Remembrance Day 2018: The Great War 100th Anniversary

By Jeff Renaud 11 Nov 2018 4

This article was originally publisher on 11th November, 2016. Jeff felt his words still hold true now as we remember the 100th anniversary, and so this article is being republished on his request. There have been minor edits to fix old errors and to tighten the prose.

Many years ago, my mother questioned my burgeoning love of wargames as, perhaps, ‘glorifying’ war.  I was young enough that the question discomfited me, and yet it did almost nothing to mitigate my attraction to the genre, even though I have since posed the question to myself often.  Not too many years later, I had occasion to visit the Arromanches D-Day Museum and the Canadian War Cemetery at Bény-sur-Mer, France; the spectacle of rows upon rows of crosses at the memorial, in almost any direction I looked, appalled me at the time and still have that effect.  Those images (including personal photos I took) and my experiences there obviously did not ‘turn me off’ wargames, and yet I continue to ask myself these questions; but I have not found a satisfactory answer.  Perhaps I can come up with one now.

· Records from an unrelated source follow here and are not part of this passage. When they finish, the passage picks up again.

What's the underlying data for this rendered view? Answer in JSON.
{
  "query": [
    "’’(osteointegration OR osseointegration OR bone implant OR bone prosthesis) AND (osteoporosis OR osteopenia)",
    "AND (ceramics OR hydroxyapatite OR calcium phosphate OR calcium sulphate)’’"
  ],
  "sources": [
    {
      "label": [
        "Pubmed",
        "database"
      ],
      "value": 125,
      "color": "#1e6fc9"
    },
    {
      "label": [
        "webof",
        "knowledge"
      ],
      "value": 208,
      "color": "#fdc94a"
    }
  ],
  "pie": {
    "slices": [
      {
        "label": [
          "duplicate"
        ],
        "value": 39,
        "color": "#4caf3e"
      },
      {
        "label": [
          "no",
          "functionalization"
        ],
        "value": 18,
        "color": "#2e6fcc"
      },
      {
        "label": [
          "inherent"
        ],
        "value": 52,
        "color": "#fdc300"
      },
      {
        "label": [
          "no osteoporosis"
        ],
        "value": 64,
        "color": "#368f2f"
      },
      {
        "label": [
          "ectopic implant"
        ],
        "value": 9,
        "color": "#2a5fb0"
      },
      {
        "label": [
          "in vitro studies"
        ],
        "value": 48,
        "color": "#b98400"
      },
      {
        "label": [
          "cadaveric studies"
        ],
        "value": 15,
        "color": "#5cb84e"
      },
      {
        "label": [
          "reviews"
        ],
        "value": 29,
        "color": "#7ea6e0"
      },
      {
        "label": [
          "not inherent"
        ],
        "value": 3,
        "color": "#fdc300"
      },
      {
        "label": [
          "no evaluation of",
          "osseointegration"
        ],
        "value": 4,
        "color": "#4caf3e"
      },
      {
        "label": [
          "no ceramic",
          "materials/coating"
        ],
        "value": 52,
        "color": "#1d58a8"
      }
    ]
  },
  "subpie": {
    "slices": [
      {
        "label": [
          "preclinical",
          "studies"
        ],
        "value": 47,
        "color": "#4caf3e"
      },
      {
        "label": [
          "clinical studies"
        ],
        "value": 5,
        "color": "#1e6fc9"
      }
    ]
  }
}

I am not about to begin a philosophical discussion here or debate the merits of wargames, nor ask what is it that attracts us to games that, undeniably, are based on the most horrific events in human history, that is, war.  A case has been made elsewhere that wargames have qualities such as teaching logic and strategy; indeed, many nations’ militaries use them for that very reason, and even commission their design to use as training aids.  Even chess, if one wishes to open up a broader discussion of games based on war or conflict, could be considered a wargame.  Not to mention all the so-called ‘shooters’; even most RPGs arguably have elements of war or at least combat, where one or more virtual human duels another(s) to pixelated death.  Does playing any of them, then, glorify war and death?  Even worse, does it cause certain impressionable people to go out and commit acts of violence, because they ‘learned’ it playing certain games?  I say, as I’m sure all readers would, “Nonsense.”

For me instead, playing wargames does quite the opposite to glorifying war: It honours the sacrifice that our veterans, current and former, continue to perform for us on a daily basis.  When I play wargames I often think about how, if we hadn’t had so many heroes on hand at just the right moments, things – namely, wars – likely would have gone in quite a different way.  I doubt I’d have the freedom now to play virtually any game I want, not to mention write about them and be at liberty to express an opinion one way or another.  Although this may not be the reason – or even a reason – I play wargames, I think it answers the question of glorification, for me at least.

Although I was very briefly in the military myself, I thankfully never came close to war.  I also spent a few years at a contractor for the Canadian military, helping them out with ‘non-soldierly’ tasks so they could, well, be soldiers.  During my time in the far north, several of their comrades fell in Afghanistan, and while there every Remembrance Day November 11th (readers in the U.S.A. know it as Veterans Day) was a solemn day of ceremony and tradition, attendance at the service mandatory unless you had a critical task.  I did not, and I did not begrudge a minute of it.

“In Flanders Fields the Poppies grow” begins a poem by John MacRae, a Canadian major (at the time) and doctor in the first World War.  Doubtless most readers have heard of it, if not read it all themselves.  I invite every reader to do so, or else perhaps watch this video, or this one; the first is only two minutes long, the second four (or I’m sure you can find your own!).  Better still, attend local ceremonies if possible.  I think we owe our veterans that much.  Truly, it’s a “Pittance of Time”.

On behalf of everyone here at, we'd like to thank our veterans for their service and ask everyone to remember the sacrifices of those who came before us.